Chow ends her book by looking at the Chinese critical reception of Ha Jin’s Waiting (a 1999 National Book Award winner in the U.S.) through what she calls “ethnic ressentiment,” building on the work of Max Scheler. Chow offers a theory for reading the contradictory dynamics that fuel the debates around Waiting as an inauthentic representation of Chineseness, catering to Western tastes. Such hostile claims, she argues, while normally repressed, emerge symptomatically “when those who were previously subjugated begin to enjoy a modicum of democratized access to the representation of their own historical existence” (186). In post-colonial relations, then, ethnic ressentiment becomes an operative force. Such an assertion reveals the general stakes of Chow’s book. How is ethnicity deployed in our world of advanced capitalism? In what ways might ostensibly liberalist perspectives be implicated in maintaining the status quo?

The Protestant Ethnic and the Spirit of Capitalism functions as a signpost to point the way for future scholarship. Chow generally does not historicize the construction of the ethnic in the various examples she provides; Chinese nationals stand as ethnics in U.S.-China relations in one chapter, while Asian Americans and colonial subjects occupy the position of the ethnic in others.

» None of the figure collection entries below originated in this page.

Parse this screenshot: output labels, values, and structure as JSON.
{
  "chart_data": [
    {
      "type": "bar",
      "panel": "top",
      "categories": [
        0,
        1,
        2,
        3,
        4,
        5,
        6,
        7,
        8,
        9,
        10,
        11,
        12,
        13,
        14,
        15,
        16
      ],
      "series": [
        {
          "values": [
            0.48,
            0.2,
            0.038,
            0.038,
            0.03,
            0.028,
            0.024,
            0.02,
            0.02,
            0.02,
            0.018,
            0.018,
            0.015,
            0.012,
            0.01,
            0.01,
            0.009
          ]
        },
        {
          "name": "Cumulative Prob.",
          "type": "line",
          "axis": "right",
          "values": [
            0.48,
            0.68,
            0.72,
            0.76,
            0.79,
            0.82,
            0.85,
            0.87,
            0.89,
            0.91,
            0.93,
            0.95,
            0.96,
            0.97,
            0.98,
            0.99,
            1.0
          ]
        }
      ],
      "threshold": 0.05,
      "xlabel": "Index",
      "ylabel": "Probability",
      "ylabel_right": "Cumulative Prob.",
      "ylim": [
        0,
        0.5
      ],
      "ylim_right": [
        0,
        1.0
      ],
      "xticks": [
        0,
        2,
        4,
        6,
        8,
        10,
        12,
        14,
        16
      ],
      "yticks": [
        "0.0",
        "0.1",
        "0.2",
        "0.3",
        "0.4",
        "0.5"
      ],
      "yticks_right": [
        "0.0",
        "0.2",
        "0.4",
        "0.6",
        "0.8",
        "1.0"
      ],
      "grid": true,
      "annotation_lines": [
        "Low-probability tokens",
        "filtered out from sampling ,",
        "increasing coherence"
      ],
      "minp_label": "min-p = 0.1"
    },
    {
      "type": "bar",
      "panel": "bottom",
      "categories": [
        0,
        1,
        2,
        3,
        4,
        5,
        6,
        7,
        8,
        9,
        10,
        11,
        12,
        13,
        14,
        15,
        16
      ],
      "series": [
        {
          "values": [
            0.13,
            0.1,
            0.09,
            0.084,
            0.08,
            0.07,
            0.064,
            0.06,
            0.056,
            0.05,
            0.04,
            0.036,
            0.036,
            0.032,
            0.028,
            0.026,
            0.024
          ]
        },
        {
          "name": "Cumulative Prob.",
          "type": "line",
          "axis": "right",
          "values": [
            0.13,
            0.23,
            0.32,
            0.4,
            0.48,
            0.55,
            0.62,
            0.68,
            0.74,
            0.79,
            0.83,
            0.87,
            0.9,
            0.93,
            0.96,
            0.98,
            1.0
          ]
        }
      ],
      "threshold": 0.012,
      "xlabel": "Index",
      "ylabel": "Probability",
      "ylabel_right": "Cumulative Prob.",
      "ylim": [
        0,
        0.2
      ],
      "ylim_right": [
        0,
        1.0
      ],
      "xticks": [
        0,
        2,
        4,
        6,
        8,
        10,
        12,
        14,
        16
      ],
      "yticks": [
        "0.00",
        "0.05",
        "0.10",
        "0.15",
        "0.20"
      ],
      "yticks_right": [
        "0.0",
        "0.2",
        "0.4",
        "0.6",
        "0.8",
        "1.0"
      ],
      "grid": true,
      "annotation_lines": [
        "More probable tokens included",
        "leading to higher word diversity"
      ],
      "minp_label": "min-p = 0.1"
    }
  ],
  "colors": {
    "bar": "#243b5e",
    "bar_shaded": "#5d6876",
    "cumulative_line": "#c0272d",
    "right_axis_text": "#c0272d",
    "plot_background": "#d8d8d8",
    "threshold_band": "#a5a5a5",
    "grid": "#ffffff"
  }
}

Writing about the specifics of these different situations would be equally as useful as pointing out their similarities. Chow perhaps encapsulates too much material in too little space. Notwithstanding such criticism, Rey Chow’s greatest contribution in this work is to articulate theoretical approaches that will undoubtedly facilitate and inspire future studies of the ethnic subject in her particularity.